I was following the instructions on this page: https://strengejacke.github.io/ggeffects/articles/practical_robustestimation.html
I did a basic regression without robust standard errors:
data(mtcars)
reg <- glm(vs ~ mpg + cyl + disp + hp, mtcars, family="binomial")
screenreg(reg)
Then I got the predicted values:
> ggpredict(reg, "mpg")
Data were 'prettified'. Consider using `terms="mpg [all]"` to get smooth plots.
# Predicted probabilities of vs
mpg | Predicted | 95% CI
------------------------------
10 | 0.70 | [0.02, 1.00]
12 | 0.61 | [0.03, 0.99]
16 | 0.39 | [0.05, 0.89]
20 | 0.21 | [0.03, 0.70]
22 | 0.15 | [0.01, 0.70]
24 | 0.10 | [0.00, 0.74]
28 | 0.05 | [0.00, 0.86]
34 | 0.01 | [0.00, 0.96]
Adjusted for:
* cyl = 6.19
* disp = 230.72
* hp = 146.69
Say I wanted robust standard errors. I'm able to do this through coeftest and alter the screenreg output accordingly:
reg2 <- coeftest(reg, vcov = vcovHC, type = "HC1", cluster = "ResponseId")
screenreg(list(reg),
override.se=list(
reg2[,2]),
override.pvalues=list(
reg2[,4]))
However, when it came time to look at the predicted values in consideration of the robust standard errors, the values are exactly the same.

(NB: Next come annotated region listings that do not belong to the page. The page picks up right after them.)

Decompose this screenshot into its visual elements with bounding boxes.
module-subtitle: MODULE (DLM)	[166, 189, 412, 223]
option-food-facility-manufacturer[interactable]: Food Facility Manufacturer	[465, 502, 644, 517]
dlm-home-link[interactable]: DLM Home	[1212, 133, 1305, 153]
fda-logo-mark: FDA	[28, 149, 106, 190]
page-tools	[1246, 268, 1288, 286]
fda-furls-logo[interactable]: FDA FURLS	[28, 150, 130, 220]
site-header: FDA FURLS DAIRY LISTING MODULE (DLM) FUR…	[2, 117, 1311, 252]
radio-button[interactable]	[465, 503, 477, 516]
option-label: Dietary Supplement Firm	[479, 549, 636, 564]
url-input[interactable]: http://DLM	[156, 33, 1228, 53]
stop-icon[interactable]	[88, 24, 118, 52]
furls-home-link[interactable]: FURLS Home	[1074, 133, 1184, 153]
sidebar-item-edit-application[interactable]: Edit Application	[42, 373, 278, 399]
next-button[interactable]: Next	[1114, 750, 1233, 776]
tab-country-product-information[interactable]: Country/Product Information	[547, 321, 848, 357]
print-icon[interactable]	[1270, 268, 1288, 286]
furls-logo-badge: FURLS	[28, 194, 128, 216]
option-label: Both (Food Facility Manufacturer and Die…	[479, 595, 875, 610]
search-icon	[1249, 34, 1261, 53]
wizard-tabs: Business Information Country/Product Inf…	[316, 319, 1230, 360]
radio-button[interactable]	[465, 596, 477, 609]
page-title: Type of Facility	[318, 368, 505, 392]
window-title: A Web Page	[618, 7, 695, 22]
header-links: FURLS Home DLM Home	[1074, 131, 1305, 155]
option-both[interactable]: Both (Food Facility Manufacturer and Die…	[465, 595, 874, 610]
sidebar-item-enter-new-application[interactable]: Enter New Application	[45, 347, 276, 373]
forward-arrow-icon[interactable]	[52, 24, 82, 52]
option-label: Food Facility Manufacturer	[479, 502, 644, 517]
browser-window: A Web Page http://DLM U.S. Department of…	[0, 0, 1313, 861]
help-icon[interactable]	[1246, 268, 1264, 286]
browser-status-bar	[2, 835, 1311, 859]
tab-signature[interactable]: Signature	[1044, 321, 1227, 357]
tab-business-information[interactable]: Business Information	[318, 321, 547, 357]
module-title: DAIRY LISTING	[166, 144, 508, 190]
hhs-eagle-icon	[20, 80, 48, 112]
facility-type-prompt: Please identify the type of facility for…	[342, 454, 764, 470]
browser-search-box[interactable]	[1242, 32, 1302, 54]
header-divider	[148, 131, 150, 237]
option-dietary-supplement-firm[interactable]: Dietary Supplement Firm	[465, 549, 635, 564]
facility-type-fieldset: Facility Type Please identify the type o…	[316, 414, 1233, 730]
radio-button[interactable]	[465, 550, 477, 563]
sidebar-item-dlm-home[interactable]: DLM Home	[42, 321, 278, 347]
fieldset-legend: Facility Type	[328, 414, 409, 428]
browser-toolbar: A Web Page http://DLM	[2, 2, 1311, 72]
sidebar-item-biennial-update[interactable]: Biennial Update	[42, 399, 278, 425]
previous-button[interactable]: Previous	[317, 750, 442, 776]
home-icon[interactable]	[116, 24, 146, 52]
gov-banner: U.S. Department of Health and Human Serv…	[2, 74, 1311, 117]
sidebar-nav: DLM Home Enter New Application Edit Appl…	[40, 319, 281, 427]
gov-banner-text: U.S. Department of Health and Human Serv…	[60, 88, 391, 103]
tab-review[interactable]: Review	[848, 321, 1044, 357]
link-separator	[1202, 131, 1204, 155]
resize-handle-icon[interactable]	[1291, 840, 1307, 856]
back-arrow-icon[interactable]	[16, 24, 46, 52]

ggpredict(reg, "mpg", vcov_fun = "vcovHC", vcov_type = "HC1")
Data were 'prettified'. Consider using `terms="mpg [all]"` to get smooth plots.
# Predicted probabilities of vs
mpg | Predicted | 95% CI
------------------------------
10 | 0.70 | [0.02, 1.00]
12 | 0.61 | [0.03, 0.99]
16 | 0.39 | [0.05, 0.89]
20 | 0.21 | [0.03, 0.70]
22 | 0.15 | [0.01, 0.70]
24 | 0.10 | [0.00, 0.74]
28 | 0.05 | [0.00, 0.86]
34 | 0.01 | [0.00, 0.96]
Adjusted for:
* cyl = 6.19
* disp = 230.72
* hp = 146.69
I would assume that since the standard errors are different in the regression output, I would see the changes in the ggpredict output as well. What am I missing?